A horizontal spacer bar of uniform cross section is fastened at its two ends to unyielding walls as shown in Figure 2.36. Determine the reaction exerted by the wall at end B, if loads are applied at intermediate points as shown.

## Step-by-Step

## Verified Solution

Had there been no wall at B, there wouldn’t be a reaction at B. We release the bar from wall at B, then we write an expression for elongation of the entire bar assuming a free movement of end B.

Elongation of bar AB =\frac{450 \times 10^3 \times 100}{A E}+\frac{300 \times 10^3 \times 200}{A E}+0(\text { no load in the portion DB })

=\frac{1050 \times 10^3}{A E}

Since the wall is unyielding, it will not let the movement of B to happen. This is because of compressive effect of reaction R_{ B } .

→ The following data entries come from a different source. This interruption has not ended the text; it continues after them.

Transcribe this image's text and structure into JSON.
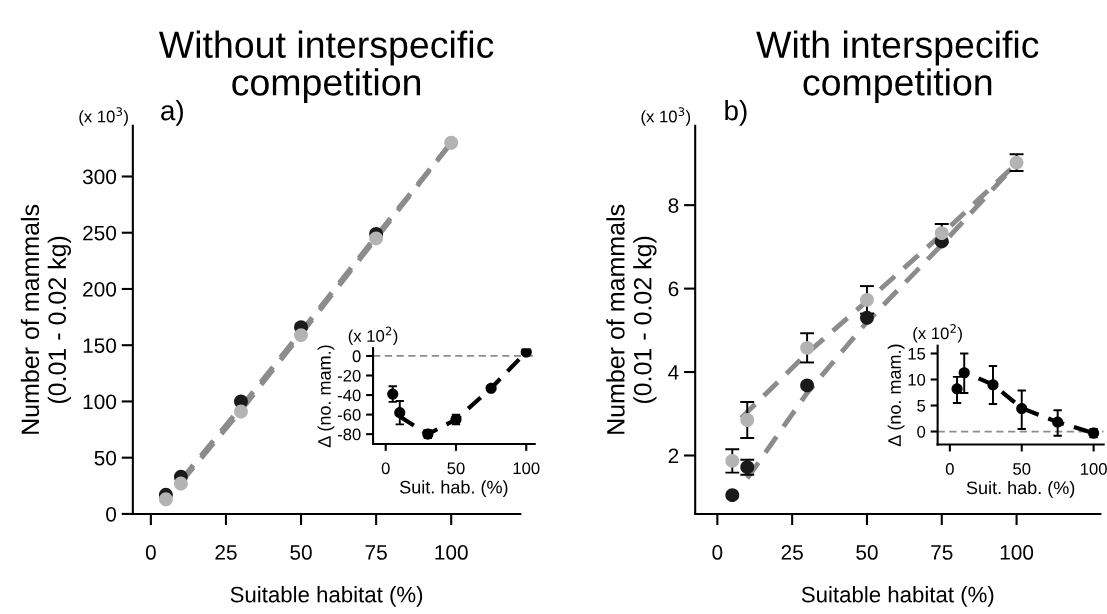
{
  "chart_data": [
    {
      "type": "scatter",
      "title": "Without interspecific\ncompetition",
      "xlabel": "Suitable habitat (%)",
      "ylabel": "Number of mammals\n(0.01 - 0.02 kg)",
      "annotations": [
        "a)",
        "(x 10$^{3}$)"
      ],
      "marker": "circle",
      "xlim": [
        -6,
        123
      ],
      "xticks": [
        0,
        25,
        50,
        75,
        100
      ],
      "ylim": [
        0,
        345
      ],
      "yticks": [
        0,
        50,
        100,
        150,
        200,
        250,
        300
      ],
      "series": [
        {
          "type": "line",
          "color": "#8c8c8c",
          "marker": "none",
          "line_style": "dashed",
          "x": [
            10,
            30,
            50,
            75,
            100
          ],
          "values": [
            30,
            95,
            162,
            247,
            330
          ]
        },
        {
          "type": "line",
          "color": "#8c8c8c",
          "marker": "none",
          "line_style": "dashed",
          "x": [
            10,
            30,
            50,
            75,
            100
          ],
          "values": [
            28,
            92,
            160,
            245,
            330
          ]
        },
        {
          "color": "#1a1a1a",
          "x": [
            5,
            10,
            30,
            50,
            75
          ],
          "values": [
            17,
            33,
            100,
            166,
            249
          ]
        },
        {
          "color": "#b3b3b3",
          "x": [
            5,
            10,
            30,
            50,
            75,
            100
          ],
          "values": [
            13,
            27,
            91,
            159,
            245,
            330
          ]
        }
      ]
    },
    {
      "type": "scatter",
      "xlabel": "Suit. hab. (%)",
      "ylabel": "Δ (no. mam.)",
      "annotations": [
        "(x 10$^{2}$)"
      ],
      "marker": "circle",
      "xlim": [
        -9,
        106
      ],
      "xticks": [
        0,
        50,
        100
      ],
      "ylim": [
        -90,
        8
      ],
      "yticks": [
        0,
        -20,
        -40,
        -60,
        -80
      ],
      "ref_lines": [
        {
          "axis": "y",
          "value": 0,
          "color": "#8c8c8c",
          "line_style": "dashed"
        }
      ],
      "series": [
        {
          "type": "line",
          "color": "#000000",
          "marker": "none",
          "line_style": "dashed",
          "x": [
            10,
            30,
            50,
            75,
            100
          ],
          "values": [
            -62,
            -80,
            -65,
            -33,
            4
          ]
        },
        {
          "color": "#000000",
          "x": [
            5,
            10,
            30,
            50,
            75,
            100
          ],
          "values": [
            -39,
            -58,
            -80,
            -65,
            -33,
            4
          ],
          "errors": [
            8,
            12,
            4,
            5,
            null,
            null
          ]
        }
      ]
    },
    {
      "type": "scatter",
      "title": "With interspecific\ncompetition",
      "xlabel": "Suitable habitat (%)",
      "ylabel": "Number of mammals\n(0.01 - 0.02 kg)",
      "annotations": [
        "b)",
        "(x 10$^{3}$)"
      ],
      "marker": "circle",
      "xlim": [
        -7.4,
        128
      ],
      "xticks": [
        0,
        25,
        50,
        75,
        100
      ],
      "ylim": [
        0.6,
        9.9
      ],
      "yticks": [
        2,
        4,
        6,
        8
      ],
      "series": [
        {
          "type": "line",
          "color": "#8c8c8c",
          "marker": "none",
          "line_style": "dashed",
          "x": [
            10,
            30,
            50,
            75,
            100
          ],
          "values": [
            1.45,
            3.5,
            5.2,
            7.05,
            9.0
          ]
        },
        {
          "type": "line",
          "color": "#8c8c8c",
          "marker": "none",
          "line_style": "dashed",
          "x": [
            8,
            30,
            50,
            75,
            100
          ],
          "values": [
            2.9,
            4.45,
            5.7,
            7.3,
            9.0
          ]
        },
        {
          "color": "#1a1a1a",
          "x": [
            5,
            10,
            30,
            50,
            75
          ],
          "values": [
            1.05,
            1.72,
            3.68,
            5.3,
            7.13
          ],
          "errors": [
            null,
            0.18,
            null,
            null,
            null
          ]
        },
        {
          "color": "#b3b3b3",
          "x": [
            5,
            10,
            30,
            50,
            75,
            100
          ],
          "values": [
            1.87,
            2.85,
            4.58,
            5.73,
            7.33,
            9.02
          ],
          "errors": [
            0.28,
            0.43,
            0.35,
            0.33,
            0.22,
            0.2
          ]
        }
      ]
    },
    {
      "type": "scatter",
      "xlabel": "Suit. hab. (%)",
      "ylabel": "Δ (no. mam.)",
      "annotations": [
        "(x 10$^{2}$)"
      ],
      "marker": "circle",
      "xlim": [
        -8.5,
        107
      ],
      "xticks": [
        0,
        50,
        100
      ],
      "ylim": [
        -2.5,
        16.5
      ],
      "yticks": [
        0,
        5,
        10,
        15
      ],
      "ref_lines": [
        {
          "axis": "y",
          "value": 0,
          "color": "#8c8c8c",
          "line_style": "dashed"
        }
      ],
      "series": [
        {
          "type": "line",
          "color": "#000000",
          "marker": "none",
          "line_style": "dashed",
          "x": [
            20,
            30,
            50,
            75,
            100
          ],
          "values": [
            10.2,
            9,
            4.5,
            1.8,
            -0.3
          ]
        },
        {
          "color": "#000000",
          "x": [
            5,
            10,
            30,
            50,
            75,
            100
          ],
          "values": [
            8.2,
            11.3,
            9,
            4.4,
            1.8,
            -0.3
          ],
          "errors": [
            [
              5.5,
              10.5
            ],
            [
              7.4,
              15
            ],
            [
              5.3,
              12.6
            ],
            [
              0.5,
              7.9
            ],
            [
              -0.8,
              4.1
            ],
            [
              -1.1,
              0.5
            ]
          ]
        }
      ]
    }
  ]
}
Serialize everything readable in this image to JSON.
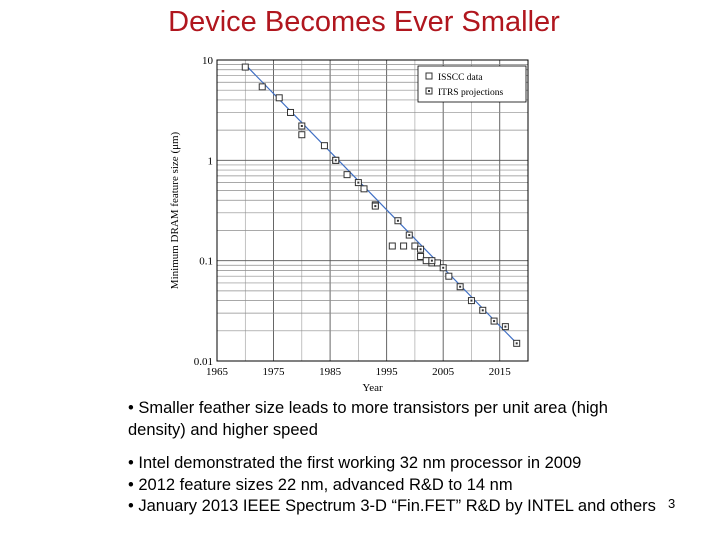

\text { Contraction of bar } AB \text { due to } R_{ B }=\frac{R_{ B } \times 1000(100+200+300)}{A E}

As there is no change in the length of spacer bar,

Elongation caused by loads = Contraction caused by the reaction

∴ \frac{1050 \times 10^3}{A E}=\frac{R_{ B } \times 1000 \times 600}{A E}

R_{ B }=\frac{1050 \times 10^5}{6 \times 10^5}=175 kN

Reaction at A can also be found out by applying equation of equilibrium:

\begin{gathered} \sum F_X=0 \\ R_{ A }+175-300-150=0, \quad \therefore \quad R_{ A }=275 kN \end{gathered}